We checked for success bias by testing whether songs had more negative lyrics if the top-10 songs of the previous few years had negative lyrics: in other words, were songwriters predominantly influenced by the content of previously successful songs? Similarly, prestige bias was tested for by checking if the songs of prestigious artists of the previous few years also had more negative lyrics. Prestigious artists were defined as those who appeared in the Billboard charts a disproportionate number of times, such as Madonna, who has 36 songs in the Billboard Hot 100. Content bias was checked for by looking at whether songs with more negative lyrics also happened to do better in the charts. If this was the case, it would suggest that there was something about the content of negative lyrics that made the songs more appealing, and thus more popular.
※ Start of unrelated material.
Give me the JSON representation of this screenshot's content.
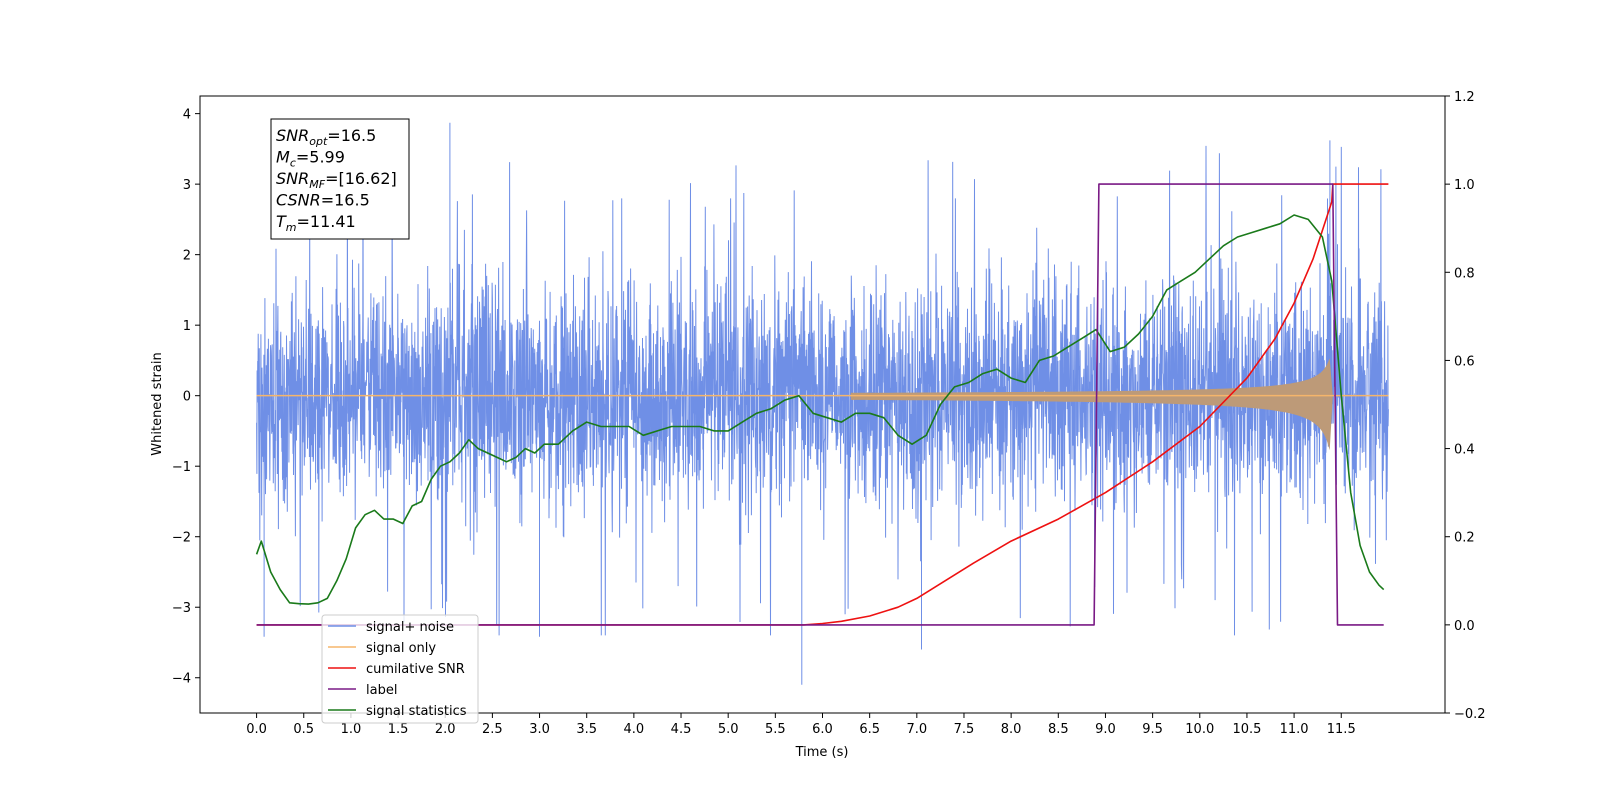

Although we found small evidence for success and prestige bias operating in the datasets, content bias was the most reliable effect of the three in explaining the rise of negative lyrics. This is consistent with other findings in cultural evolution, in which negative information appears to be remembered and transmitted more than neutral or positive information. However, we also found that including unbiased transmission in our analytical models greatly reduced the appearance of success and prestige effects, and seemed to hold the most weight in explaining the patterns. ‘Unbiased transmission’ here can be thought of in a similar way to genetic drift, in which traits appear to drift to fixation through random fluctuations, and in the apparent absence of any selection pressure. This process has been found to explain the popularity of other cultural traits, from decorations in Neolithic pottery to contemporary baby names and dog breeds. Importantly, finding evidence of unbiased transmission does not mean that the patterns have no explanation or are predominantly random, but that there is likely a whole multitude of processes explaining the pattern, and that none of the processes we checked for are strong enough to dominate the explanation.
The rise of negative lyrics in popular English-language songs is a fascinating phenomenon, and we showed that this can be due to a widespread preference for negative content plus some other, yet to be discovered, causes. Given this preference, what we need to explain is why pop-song lyrics before the 1980s were more positive than today. It could be that a more centralised record industry had more control on the songs that were produced and sold. A similar effect could have been brought about by the diffusion of more personalised distribution channels (from blank cassette tapes to Spotify’s ‘Made For You’ algorithmic tailoring). And other, broader, societal changes could have contributed to make it more acceptable, or even rewarded, to explicitly express negative feelings. All these hypotheses could be tested using the data described here as a starting point. Realising that there’s more work to be done to better understand the pattern is always a good sign in science. It leaves room for fine-tuning theories, improving analysis methods, or sometimes going back to the drawing board to ask different questions.